METHODS: Dendritic cells (DC) were generated from both the adherent and the CD14⁺ CB fractions cultured in AIM-V medium supplemented with human serum, GM-CSF, and IL-4. Antigen loading was performed by incubation with recombinant, purified A/New Caledonia HA antigen. Maturation was performed with the ITIP inflammatory cocktail (IL-1β, TNF-α, IL-6, and PGE₂). Autologous CB lymphocytes were co-cultured with mature DC at a ratio of 10:1 for 4 days in IL-12 after which they were expanded in a cytokine cocktail of IL-2, IL-7, IL-12, and IL-15. Lymphocytes were restimulated similarly every 7-10 days. Antigen specificity was demonstrated by IFN-γ ELISpot.

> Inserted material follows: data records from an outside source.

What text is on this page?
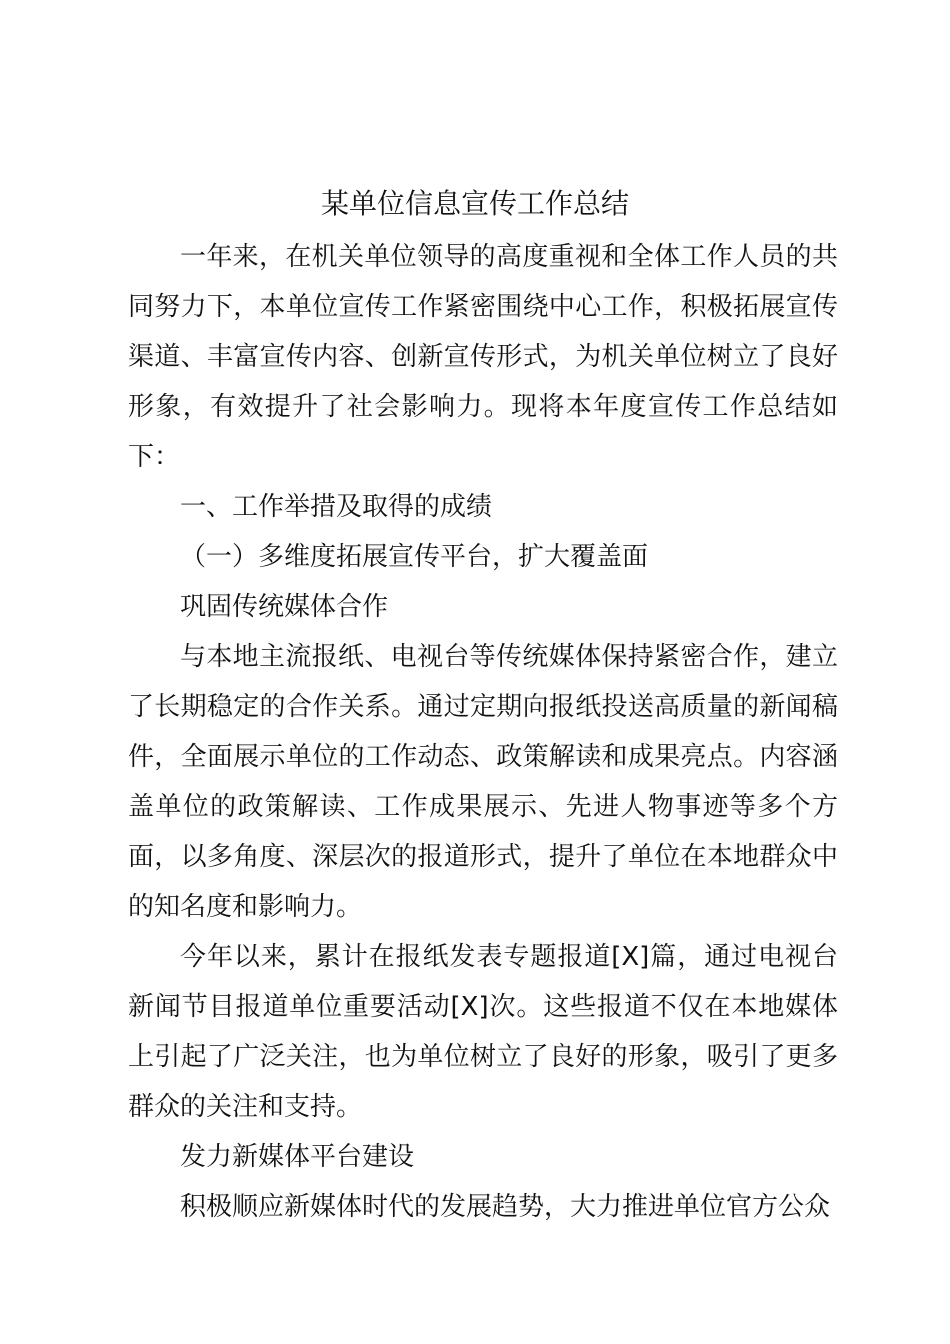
某单位信息宣传工作总结

一年来，在机关单位领导的高度重视和全体工作人员的共同努力下，本单位宣传工作紧密围绕中心工作，积极拓展宣传渠道、丰富宣传内容、创新宣传形式，为机关单位树立了良好形象，有效提升了社会影响力。现将本年度宣传工作总结如下：

一、工作举措及取得的成绩

（一）多维度拓展宣传平台，扩大覆盖面

巩固传统媒体合作

与本地主流报纸、电视台等传统媒体保持紧密合作，建立了长期稳定的合作关系。通过定期向报纸投送高质量的新闻稿件，全面展示单位的工作动态、政策解读和成果亮点。内容涵盖单位的政策解读、工作成果展示、先进人物事迹等多个方面，以多角度、深层次的报道形式，提升了单位在本地群众中的知名度和影响力。

今年以来，累计在报纸发表专题报道[X]篇，通过电视台新闻节目报道单位重要活动[X]次。这些报道不仅在本地媒体上引起了广泛关注，也为单位树立了良好的形象，吸引了更多群众的关注和支持。

发力新媒体平台建设

积极顺应新媒体时代的发展趋势，大力推进单位官方公众
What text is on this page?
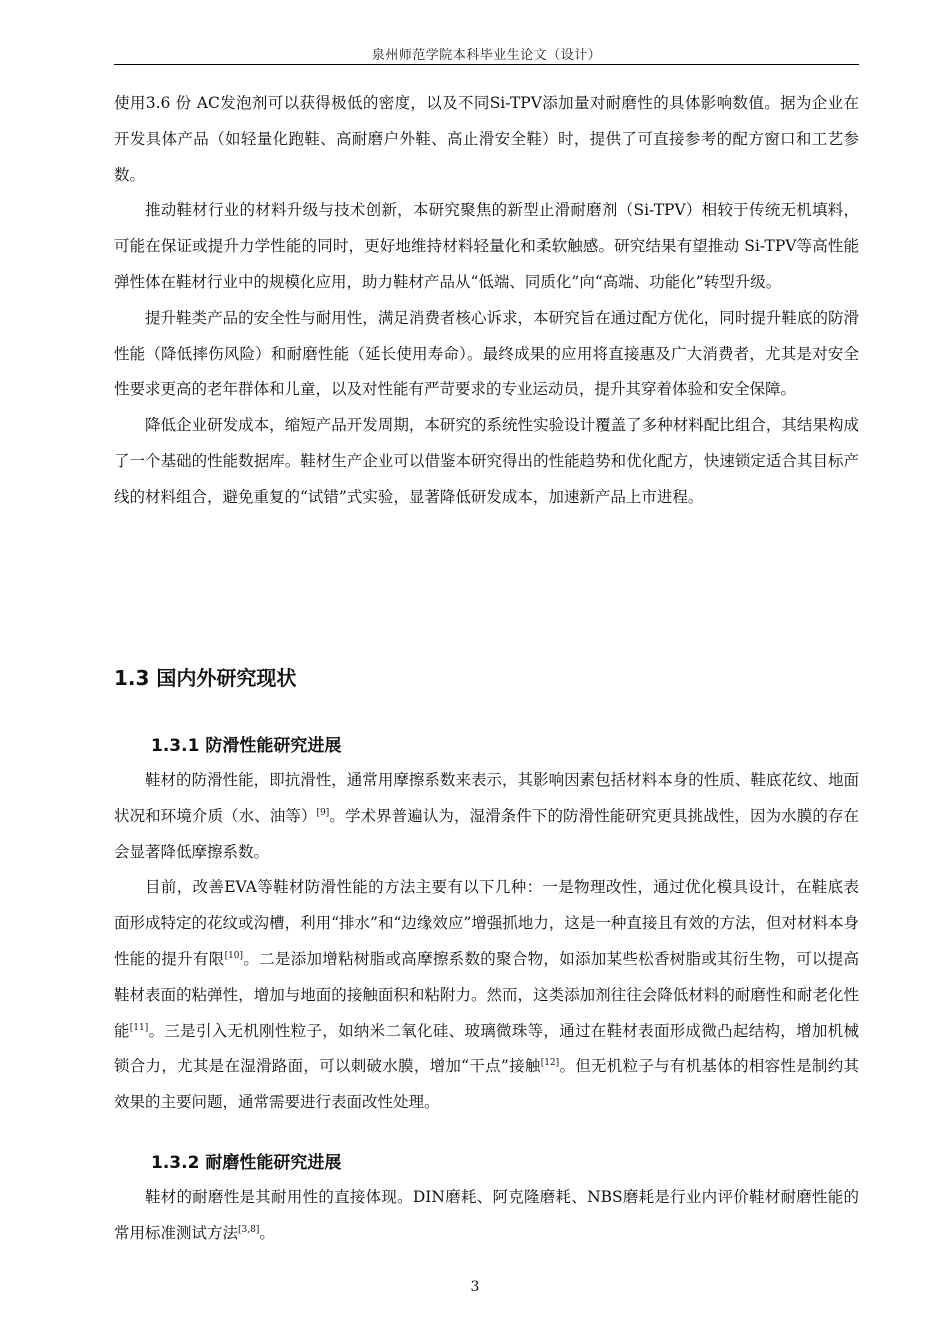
泉州师范学院本科毕业生论文（设计）

使用3.6 份 AC发泡剂可以获得极低的密度，以及不同Si-TPV添加量对耐磨性的具体影响数值。据为企业在开发具体产品（如轻量化跑鞋、高耐磨户外鞋、高止滑安全鞋）时，提供了可直接参考的配方窗口和工艺参数。

推动鞋材行业的材料升级与技术创新，本研究聚焦的新型止滑耐磨剂（Si-TPV）相较于传统无机填料，可能在保证或提升力学性能的同时，更好地维持材料轻量化和柔软触感。研究结果有望推动 Si-TPV等高性能弹性体在鞋材行业中的规模化应用，助力鞋材产品从“低端、同质化”向“高端、功能化”转型升级。

提升鞋类产品的安全性与耐用性，满足消费者核心诉求，本研究旨在通过配方优化，同时提升鞋底的防滑性能（降低摔伤风险）和耐磨性能（延长使用寿命）。最终成果的应用将直接惠及广大消费者，尤其是对安全性要求更高的老年群体和儿童，以及对性能有严苛要求的专业运动员，提升其穿着体验和安全保障。

降低企业研发成本，缩短产品开发周期，本研究的系统性实验设计覆盖了多种材料配比组合，其结果构成了一个基础的性能数据库。鞋材生产企业可以借鉴本研究得出的性能趋势和优化配方，快速锁定适合其目标产线的材料组合，避免重复的“试错”式实验，显著降低研发成本，加速新产品上市进程。

1.3 国内外研究现状
1.3.1 防滑性能研究进展

鞋材的防滑性能，即抗滑性，通常用摩擦系数来表示，其影响因素包括材料本身的性质、鞋底花纹、地面状况和环境介质（水、油等）[9]。学术界普遍认为，湿滑条件下的防滑性能研究更具挑战性，因为水膜的存在会显著降低摩擦系数。

目前，改善EVA等鞋材防滑性能的方法主要有以下几种：一是物理改性，通过优化模具设计，在鞋底表面形成特定的花纹或沟槽，利用“排水”和“边缘效应”增强抓地力，这是一种直接且有效的方法，但对材料本身性能的提升有限[10]。二是添加增粘树脂或高摩擦系数的聚合物，如添加某些松香树脂或其衍生物，可以提高鞋材表面的粘弹性，增加与地面的接触面积和粘附力。然而，这类添加剂往往会降低材料的耐磨性和耐老化性能[11]。三是引入无机刚性粒子，如纳米二氧化硅、玻璃微珠等，通过在鞋材表面形成微凸起结构，增加机械锁合力，尤其是在湿滑路面，可以刺破水膜，增加“干点”接触[12]。但无机粒子与有机基体的相容性是制约其效果的主要问题，通常需要进行表面改性处理。

1.3.2 耐磨性能研究进展

鞋材的耐磨性是其耐用性的直接体现。DIN磨耗、阿克隆磨耗、NBS磨耗是行业内评价鞋材耐磨性能的常用标准测试方法[3,8]。

3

RESULTS: Mature DC expressed the appropriate markers including CD80, CD83, CD86, CD209, and HLA-DR. Some DC expressed CD14, others CD11c, an indication of a mixed interstitial/Langerhans myeloid phenotype. We demonstrated a 4–10 fold enhancement of IFN-γ ELISpots when primed lymphocytes were incubated with HA-loaded DC in comparison to autologous unloaded DC (p<0.003) or loaded allogeneic DC (p<0.0001). The CD8 content of the HA-specific lines was typically greater than 50% after two stimulations. At the time of phenotyping CD3⁺ cells were primarily CD62L^posCD197(CCR7)^neg and CD127(IL-7Rα)^neg, an effector phenotype; however, 6–22% of cells expressed CD127 (effector or central memory), and up to 6% of cells were CD62L^posCD197^pos (central memory).

CONCLUSIONS: The results demonstrate that, despite the generally naïve nature of CB lymphocytes, influenza-specific responses can be generated ex vivo, and could potentially be used clinically in CBT patients who develop infectious complications prior to immune reconstitution.